Now need to clean the data. We have 985 occurrences of EVTYPE, need to get that down to more consistent categories.

# we only want the rows that have damage or injury
proj.data <- proj.data[which(proj.data$FATALITIES > 0 | proj.data$INJURIES > 0 |
                               proj.data$PROPDMG > 0 | proj.data$CROPDMG > 0),]
# remove extra spaces and make events upper case
proj.data$EVTYPE <- toupper(gsub("^\\s+|\\s+$", "", proj.data$EVTYPE))
# helpful code from http://mauricio.github.io/2014/12/23/getting-and-clearning-data.html on classifying the groups.  Both CSVs can be downloaded from this URL.
# the replacement.csv is a helpful mapping table that saves a lot of time,
# why reinvent the wheel right?
replacements <- read.csv("replacements.csv", stringsAsFactors=FALSE)

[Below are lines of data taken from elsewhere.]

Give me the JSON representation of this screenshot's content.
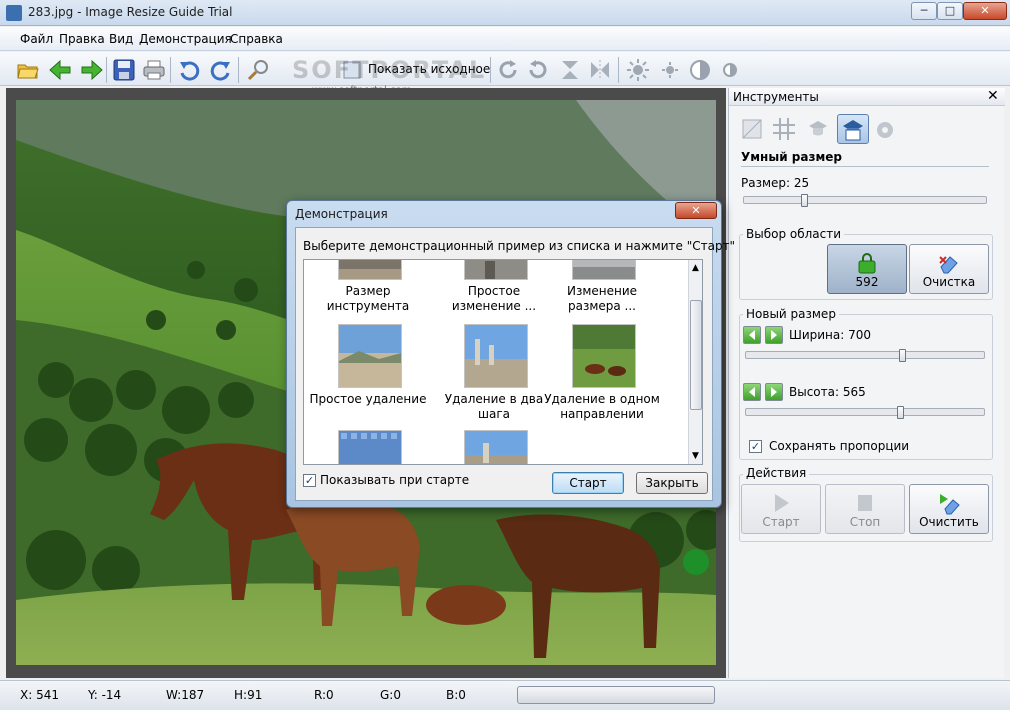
{
  "window": {
    "title": "283.jpg - Image Resize Guide Trial",
    "controls": {
      "minimize": "─",
      "maximize": "□",
      "close": "✕"
    }
  },
  "menu": [
    "Файл",
    "Правка",
    "Вид",
    "Демонстрация",
    "Справка"
  ],
  "toolbar": {
    "show_original_label": "Показать исходное",
    "icons": [
      "open-folder-icon",
      "back-arrow-icon",
      "forward-arrow-icon",
      "save-icon",
      "print-icon",
      "undo-icon",
      "redo-icon",
      "zoom-icon",
      "show-original-icon",
      "rotate-cw-icon",
      "rotate-ccw-icon",
      "flip-vertical-icon",
      "flip-horizontal-icon",
      "brightness-icon",
      "brightness-small-icon",
      "contrast-icon",
      "contrast-small-icon"
    ]
  },
  "watermark": {
    "text": "SOFTPORTAL",
    "url": "www.softportal.com"
  },
  "tools_panel": {
    "title": "Инструменты",
    "close": "✕",
    "tool_icons": [
      "crop-icon",
      "grid-icon",
      "remove-object-icon",
      "smart-resize-icon",
      "settings-gear-icon"
    ],
    "smart_size": {
      "heading": "Умный размер",
      "size_label": "Размер: 25",
      "size_value": 25
    },
    "area_selection": {
      "heading": "Выбор области",
      "lock_count": "592",
      "clear_label": "Очистка"
    },
    "new_size": {
      "heading": "Новый размер",
      "width_label": "Ширина: 700",
      "height_label": "Высота: 565",
      "keep_proportions_label": "Сохранять пропорции",
      "keep_proportions_checked": true
    },
    "actions": {
      "heading": "Действия",
      "start_label": "Старт",
      "stop_label": "Стоп",
      "clear_label": "Очистить"
    }
  },
  "dialog": {
    "title": "Демонстрация",
    "close": "✕",
    "instruction": "Выберите демонстрационный пример из списка и нажмите \"Старт\"",
    "samples": [
      {
        "label_1": "Размер",
        "label_2": "инструмента"
      },
      {
        "label_1": "Простое",
        "label_2": "изменение ..."
      },
      {
        "label_1": "Изменение",
        "label_2": "размера ..."
      },
      {
        "label_1": "Простое удаление",
        "label_2": ""
      },
      {
        "label_1": "Удаление в два",
        "label_2": "шага"
      },
      {
        "label_1": "Удаление в одном",
        "label_2": "направлении"
      }
    ],
    "show_on_start_label": "Показывать при старте",
    "show_on_start_checked": true,
    "start_button": "Старт",
    "close_button": "Закрыть"
  },
  "status": {
    "x": "X: 541",
    "y": "Y: -14",
    "w": "W:187",
    "h": "H:91",
    "r": "R:0",
    "g": "G:0",
    "b": "B:0"
  },
  "colors": {
    "accent": "#3b6fb0",
    "green_button": "#3fa12a",
    "canvas_bg": "#4b4b4b"
  }
}
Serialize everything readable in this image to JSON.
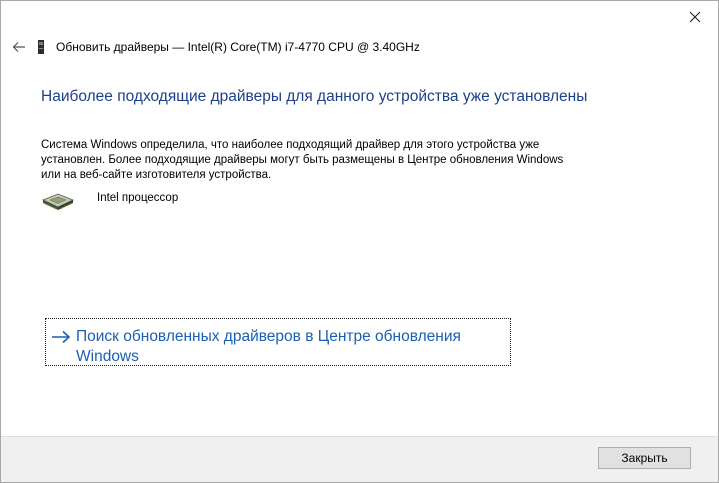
{
  "window": {
    "title": "Обновить драйверы — Intel(R) Core(TM) i7-4770 CPU @ 3.40GHz"
  },
  "content": {
    "heading": "Наиболее подходящие драйверы для данного устройства уже установлены",
    "description": "Система Windows определила, что наиболее подходящий драйвер для этого устройства уже установлен. Более подходящие драйверы могут быть размещены в Центре обновления Windows или на веб-сайте изготовителя устройства.",
    "device_name": "Intel процессор",
    "search_link": "Поиск обновленных драйверов в Центре обновления Windows"
  },
  "footer": {
    "close_label": "Закрыть"
  },
  "icons": {
    "back": "back-arrow-icon",
    "device": "device-icon",
    "processor": "processor-chip-icon",
    "link_arrow": "arrow-right-icon",
    "close": "close-icon"
  },
  "colors": {
    "heading": "#1c3f8c",
    "link": "#1a5fb4",
    "footer_bg": "#f0f0f0"
  }
}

eventFor <- function( evtype ) {
  replacements[replacements$event == evtype,]$actual
}
proj.data$CLEANEV <- sapply(proj.data$EVTYPE, eventFor)

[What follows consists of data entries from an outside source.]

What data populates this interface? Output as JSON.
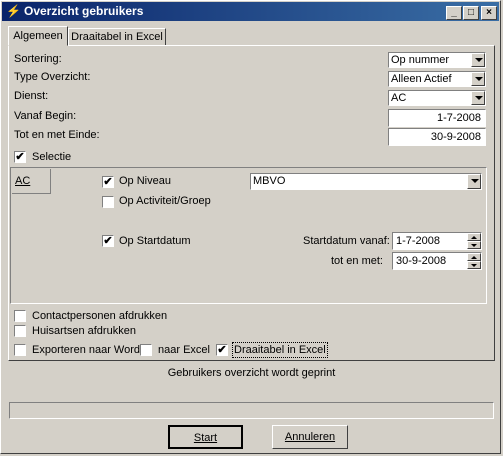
{
  "window": {
    "title": "Overzicht gebruikers",
    "controls": {
      "minimize": "_",
      "maximize": "□",
      "close": "×"
    }
  },
  "tabs": [
    "Algemeen",
    "Draaitabel in Excel"
  ],
  "form": {
    "sortering": {
      "label": "Sortering:",
      "value": "Op nummer"
    },
    "type_overzicht": {
      "label": "Type Overzicht:",
      "value": "Alleen Actief"
    },
    "dienst": {
      "label": "Dienst:",
      "value": "AC"
    },
    "vanaf_begin": {
      "label": "Vanaf Begin:",
      "value": "1-7-2008"
    },
    "tot_einde": {
      "label": "Tot en met Einde:",
      "value": "30-9-2008"
    },
    "selectie": {
      "label": "Selectie",
      "checked": true
    }
  },
  "selectie_panel": {
    "tab": "AC",
    "op_niveau": {
      "label": "Op Niveau",
      "checked": true,
      "value": "MBVO"
    },
    "op_activiteit": {
      "label": "Op Activiteit/Groep",
      "checked": false
    },
    "op_startdatum": {
      "label": "Op Startdatum",
      "checked": true
    },
    "startdatum_vanaf": {
      "label": "Startdatum vanaf:",
      "value": "1-7-2008"
    },
    "tot_en_met": {
      "label": "tot en met:",
      "value": "30-9-2008"
    }
  },
  "options": {
    "contactpersonen": {
      "label": "Contactpersonen afdrukken",
      "checked": false
    },
    "huisartsen": {
      "label": "Huisartsen afdrukken",
      "checked": false
    },
    "word": {
      "label": "Exporteren naar Word",
      "checked": false
    },
    "excel": {
      "label": "naar Excel",
      "checked": false
    },
    "draaitabel": {
      "label": "Draaitabel in Excel",
      "checked": true
    }
  },
  "status": "Gebruikers overzicht wordt geprint",
  "progress": 0,
  "buttons": {
    "start": "Start",
    "annuleren": "Annuleren"
  },
  "check_glyph": "✔"
}
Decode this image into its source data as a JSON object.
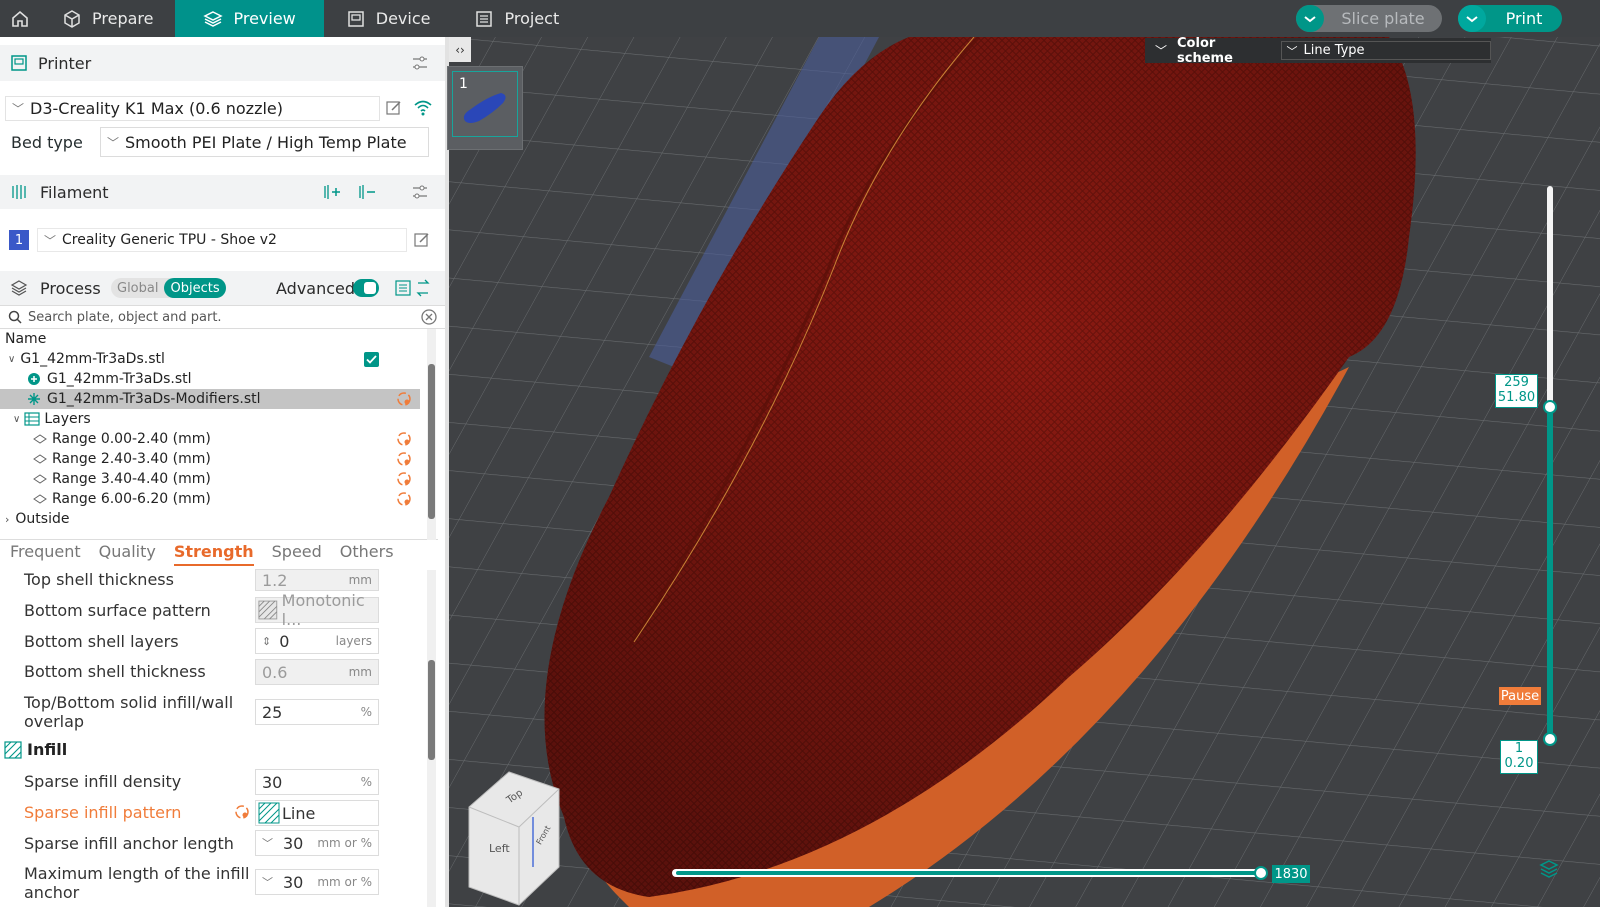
{
  "topbar": {
    "tabs": [
      {
        "label": "Prepare",
        "active": false
      },
      {
        "label": "Preview",
        "active": true
      },
      {
        "label": "Device",
        "active": false
      },
      {
        "label": "Project",
        "active": false
      }
    ],
    "slice_label": "Slice plate",
    "print_label": "Print",
    "accent_color": "#009688"
  },
  "printer": {
    "section_label": "Printer",
    "printer_name": "D3-Creality K1 Max (0.6 nozzle)",
    "bed_type_label": "Bed type",
    "bed_type_value": "Smooth PEI Plate / High Temp Plate"
  },
  "filament": {
    "section_label": "Filament",
    "slot_number": "1",
    "filament_name": "Creality Generic TPU - Shoe v2"
  },
  "process": {
    "section_label": "Process",
    "global_label": "Global",
    "objects_label": "Objects",
    "advanced_label": "Advanced",
    "search_placeholder": "Search plate, object and part."
  },
  "tree": {
    "header": "Name",
    "object": "G1_42mm-Tr3aDs.stl",
    "part": "G1_42mm-Tr3aDs.stl",
    "modifier": "G1_42mm-Tr3aDs-Modifiers.stl",
    "layers_label": "Layers",
    "ranges": [
      "Range 0.00-2.40 (mm)",
      "Range 2.40-3.40 (mm)",
      "Range 3.40-4.40 (mm)",
      "Range 6.00-6.20 (mm)"
    ],
    "outside_label": "Outside"
  },
  "param_tabs": [
    "Frequent",
    "Quality",
    "Strength",
    "Speed",
    "Others"
  ],
  "params": {
    "top_shell_thickness": {
      "label": "Top shell thickness",
      "value": "1.2",
      "unit": "mm"
    },
    "bottom_surface_pattern": {
      "label": "Bottom surface pattern",
      "value": "Monotonic l..."
    },
    "bottom_shell_layers": {
      "label": "Bottom shell layers",
      "value": "0",
      "unit": "layers"
    },
    "bottom_shell_thickness": {
      "label": "Bottom shell thickness",
      "value": "0.6",
      "unit": "mm"
    },
    "overlap_line1": "Top/Bottom solid infill/wall",
    "overlap_line2": "overlap",
    "overlap_value": "25",
    "overlap_unit": "%",
    "infill_header": "Infill",
    "sparse_density": {
      "label": "Sparse infill density",
      "value": "30",
      "unit": "%"
    },
    "sparse_pattern": {
      "label": "Sparse infill pattern",
      "value": "Line"
    },
    "anchor_length": {
      "label": "Sparse infill anchor length",
      "value": "30",
      "unit": "mm or %"
    },
    "max_anchor_line1": "Maximum length of the infill",
    "max_anchor_line2": "anchor",
    "max_anchor_value": "30",
    "max_anchor_unit": "mm or %"
  },
  "viewport": {
    "plate_number": "1",
    "color_scheme_label": "Color scheme",
    "color_scheme_value": "Line Type",
    "top_layer": "259",
    "top_height": "51.80",
    "bottom_layer": "1",
    "bottom_height": "0.20",
    "pause_label": "Pause",
    "move_value": "1830",
    "view_cube_top": "Top",
    "view_cube_left": "Left",
    "view_cube_front": "Front",
    "model_color": "#8c1a12"
  }
}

Now we are mapping the DMG value to the DMGEXP value so we can calculate total damage and total crop damage.

proj.data$PROPDMGEXP <- toupper(proj.data$PROPDMGEXP)
proj.data$CROPDMGEXP <- toupper(proj.data$CROPDMGEXP)

# more useful code from the above author.  Instead of mapping everything out myself,
# he already created a csv that maps the damage (either crop or property) to the exponent
# so we can get a total damage number
multipliers <- read.csv("multipliers.csv", colClasses=c("character", "numeric"))

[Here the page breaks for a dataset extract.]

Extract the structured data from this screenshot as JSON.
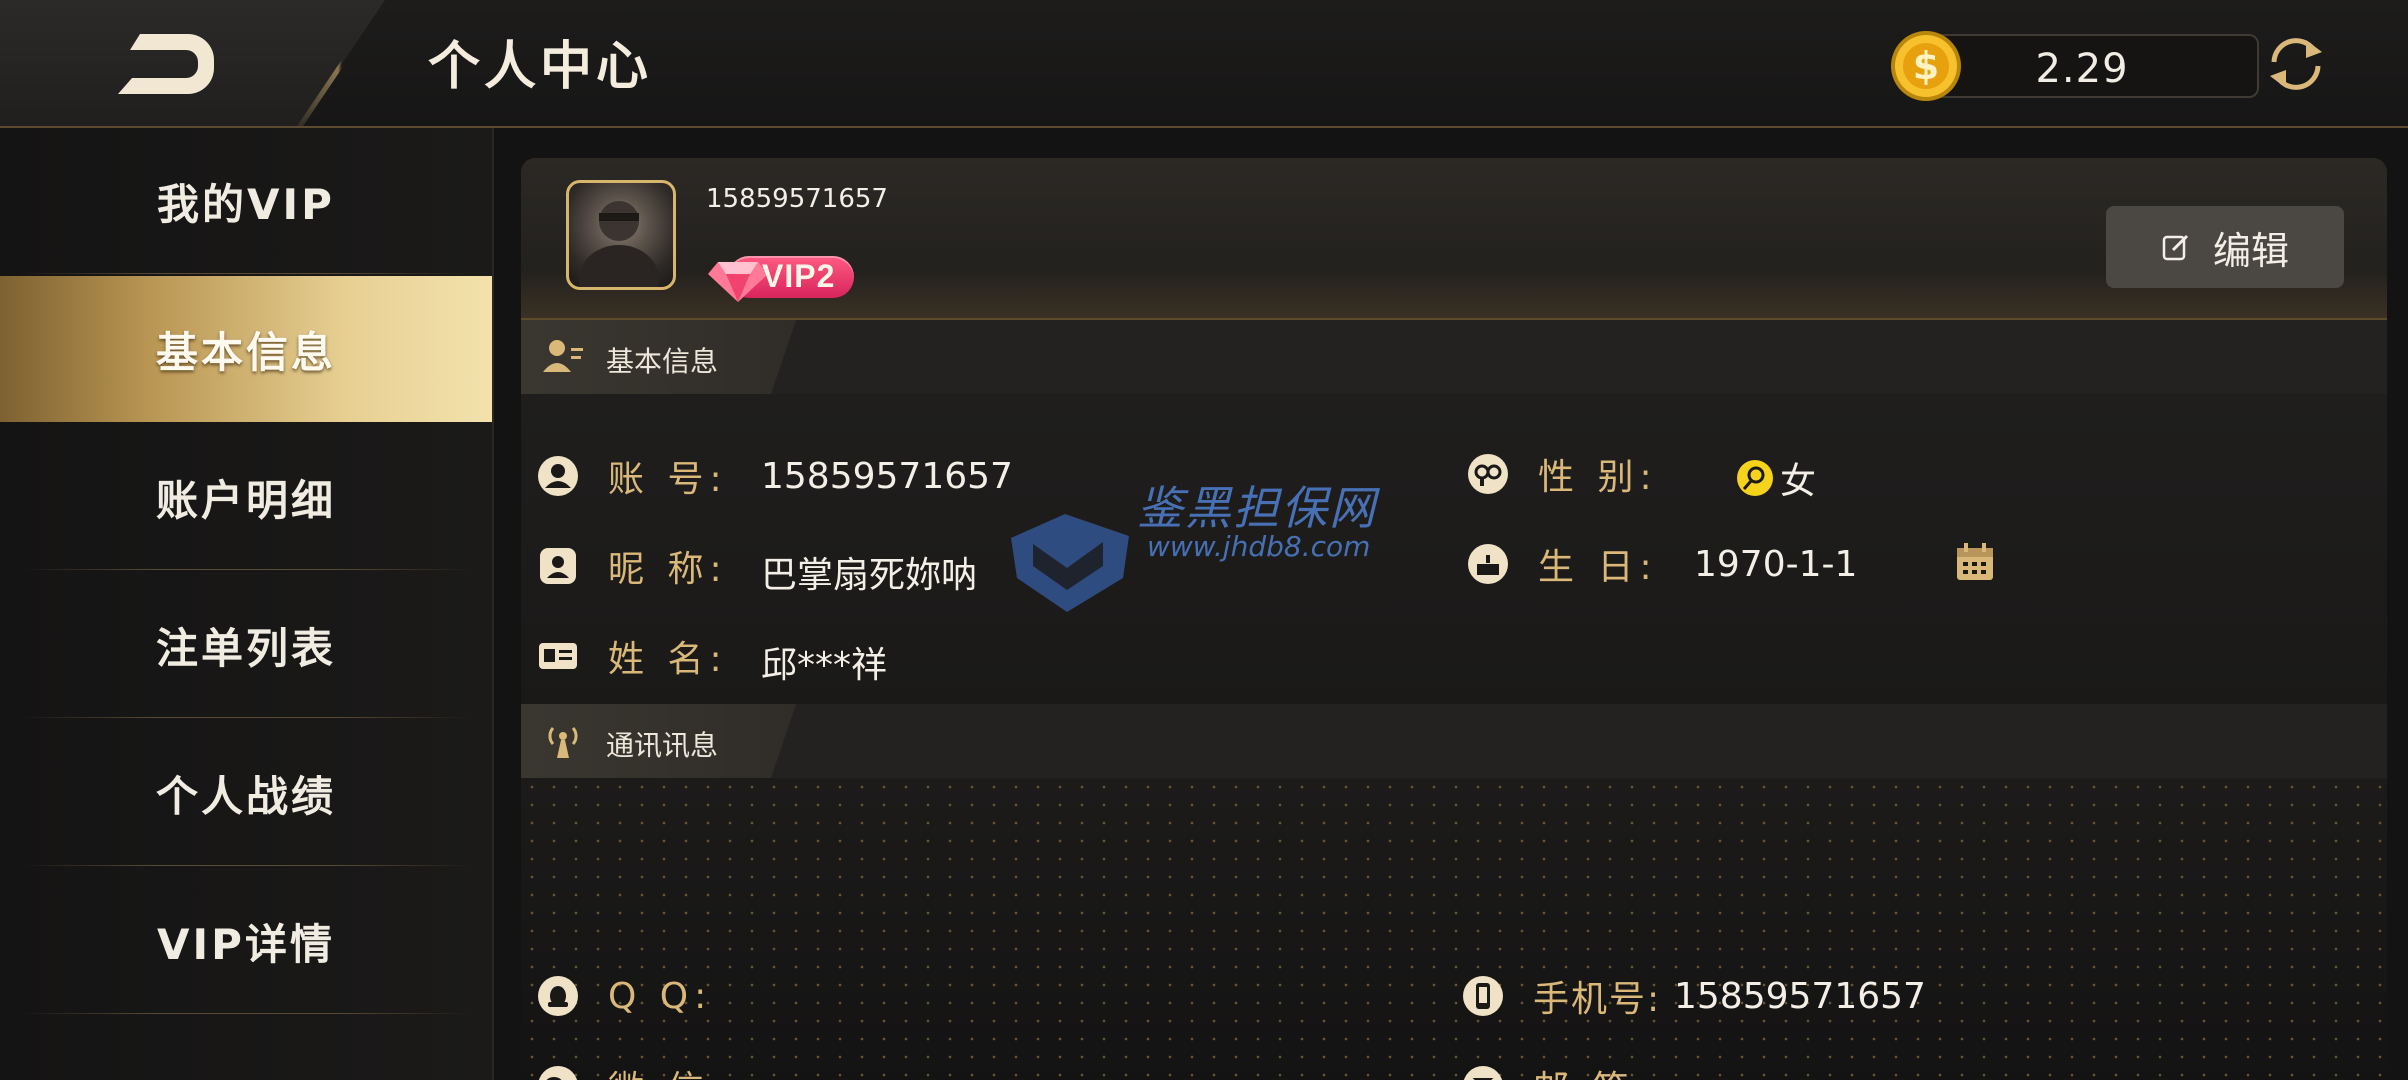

mapDamage <- function(damage, mapping) {
  damage * multipliers[multipliers$key == mapping,]$number
}
proj.data$property_damage <- mapply(mapDamage, proj.data$PROPDMG, proj.data$PROPDMGEXP)
proj.data$crop_damage <- mapply(mapDamage, proj.data$CROPDMG, proj.data$CROPDMGEXP)
# This will be used for question 2
proj.data$total_damage <- proj.data$property_damage + proj.data$crop_damage

Must ensure plyr is installed in order to manipulate the data:

library(plyr)

Now we started looking at the data to answer the first question: Which events were most harmful with respect to population health? For this, I looked at FATALITIES and INJURIES from the data set.

pop.harm <- ddply(
  proj.data,
  c("CLEANEV"),
  summarise,
  total_deaths=sum(FATALITIES),
  total_injuries=sum(INJURIES)
  )

Results

  1. The first 2 Pareto charts represent the events that have caused the most harm to people, graphed both in terms of FATALITIES and INJURIES.
fatality.pareto <- pop.harm[order(-pop.harm$total_deaths),]
injury.pareto <- pop.harm[order(-pop.harm$total_injuries),]
barplot(
  fatality.pareto[1:5,2],
  names.arg=fatality.pareto[1:5,1],
  cex.names=0.75,
  main="Fatalities Caused By Weather Events, 1950-2011",
  xlab="Event",
  ylab="Fatalities",
  ylim=c(0,6000))

barplot(
  injury.pareto[1:5,3],
  names.arg=injury.pareto[1:5,1],
  cex.names=0.75,
  main="Injuries Caused By Weather Events, 1950-2011",
  xlab="Event",
  ylab="Injuries",
  ylim=c(0,95000))

As you can see, Tornados and Heat are the two biggest contributors to both Fatalities and Injuries to people in the United States. Tornados overwhelmingly do the most harm in terms of fatalities and injuries compared to the other weather events.

  1. In terms of economic damage, I summed up the crop damage and the property damage to come up with a “total damage” number.
econ.harm <- ddply(
  proj.data,
  c("CLEANEV"),
  summarise,
  total_damage=sum(total_damage)
  )
econ.pareto <- econ.harm[order(-econ.harm$total_damage),]
# divide by 10^9 to get dollars in Billions
econ.pareto$total_damage <- econ.pareto$total_damage / 10^9
barplot(
  econ.pareto[1:5,2],
  names.arg=econ.pareto[1:5,1],
  cex.names=0.75,
  main="Total Economic Damage Caused By Weather Events, 1950-2011",
  xlab="Event",
  ylab="Cost (In Billions)",
  ylim=c(0,150))

Floods have had the biggest economic impact, causing over $150 billion in damages in the United States. Hurricanes, tornados, storms, and hail round out the top 5.

Overall, I would argue that tornados have had the biggest weather impact in the United States. They are by far the most dangerous in terms of death and injury, and they rank third in terms of economic impact.